Existem dois tipos de escritores - os com uma vida interior densa, como Proust e Joyce, e os que têm de vivenciar as coisas para escrever sobre elas, como Hemingway e Baudelaire. Eu preciso vivenciar o que escrevo. Escrevi meu primeiro livro aos 40 anos - quando outros estavam pensando em se aposentar, eu começava uma nova vida. O livro foi intitulado de "O diário de um mago".

Continuo escrevendo. Se tudo tivesse sido por dinheiro, eu teria parado 15 anos atrás, com "O Alquimista". Escrever é o meu chamado, algo que faço com toda a minha energia e amor. No que eu pensava no dia 29 de novembro era: eu tive amor, eu fiz tudo que queria fazer e cumpri minha missão, minha plenitude pessoal. Se eu morresse amanhã, estaria deixando esta vida repleto de alegria. No final, não se trata de se você acredita ou não na vida após a morte. Todos querem encarar a morte com honra e dignidade.

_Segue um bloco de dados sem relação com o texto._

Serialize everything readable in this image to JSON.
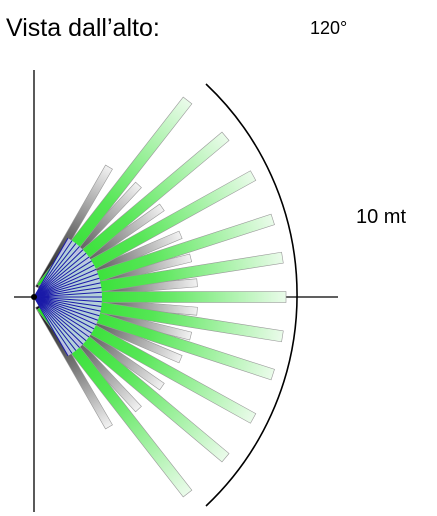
{
  "title": "Vista dall’alto:",
  "angle_label": "120°",
  "range_label": "10 mt",
  "diagram": {
    "field_of_view_deg": 120,
    "colors": {
      "long_beam": "#33dd33",
      "short_beam": "#222222",
      "near_fan": "#1a1aa8",
      "axes": "#000000"
    }
  }
}
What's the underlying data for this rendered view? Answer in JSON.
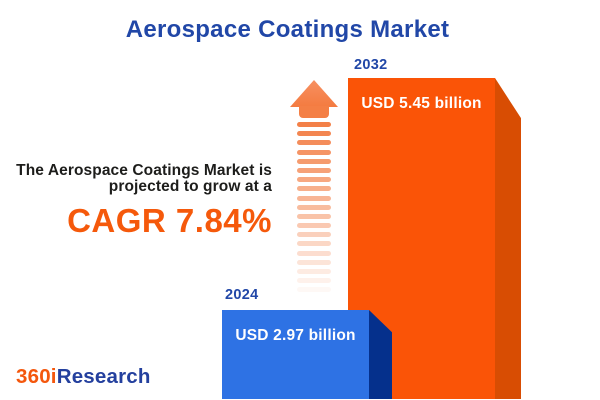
{
  "header": {
    "title": "Aerospace Coatings Market"
  },
  "highlight": {
    "line1": "The Aerospace Coatings Market is",
    "line2": "projected to grow at a",
    "cagr_label": "CAGR 7.84%",
    "cagr_percent": 7.84
  },
  "chart_data": {
    "type": "bar",
    "title": "Aerospace Coatings Market",
    "categories": [
      "2024",
      "2032"
    ],
    "values": [
      2.97,
      5.45
    ],
    "unit": "USD billion",
    "value_labels": [
      "USD 2.97 billion",
      "USD 5.45 billion"
    ],
    "cagr_percent": 7.84,
    "legend": "none",
    "grid": false,
    "bar_style": "3d-extruded",
    "series": [
      {
        "name": "Aerospace Coatings Market size",
        "values": [
          2.97,
          5.45
        ]
      }
    ]
  },
  "growth_arrow": {
    "icon": "up-arrow-dashed-icon",
    "dash_count": 19,
    "color": "#F2793E"
  },
  "logo": {
    "part1": "360i",
    "part2": "Research"
  },
  "colors": {
    "title_blue": "#2147A7",
    "body_text": "#1D1D1B",
    "cagr_orange": "#F5590B",
    "bar_2032_front": "#FA5407",
    "bar_2032_side": "#D84D03",
    "bar_2024_front": "#2E72E4",
    "bar_2024_side": "#05308C",
    "logo_orange": "#F4570D",
    "logo_blue": "#24409E"
  }
}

Obviamente - uma vez que estou escrevendo isto - não morri. A cateterização revelou que eu tinha três artérias totalmente bloqueadas. O médico as abriu com uma angioplastia, utilizando um balão. Ele inseriu três stents, tubos metálicos que manteriam minhas artérias abertas. Quando voltei a mim, ele disse: "em dois dias você poderá jogar golfe". Eu disse a ele que eu estava mais para arqueiro do que para golfista.

Desde então, tenho conduzido minha vida como de normal. Agora, no entanto, sigo uma espécie de dieta. Também carrego um GPS comigo quando estou nas montanhas, só por precaução. Minha mulher e eu passamos muito tempo caminhando nas regiões montanhosas. Às vezes me pego pensando: e se minha amiga não tivesse me forçado a ir ao médico - onde eu estaria agora?

Christina e eu subimos as encostas como sempre fizemos, mas agora fico de olho nas coordenadas, no caso de nos perdermos.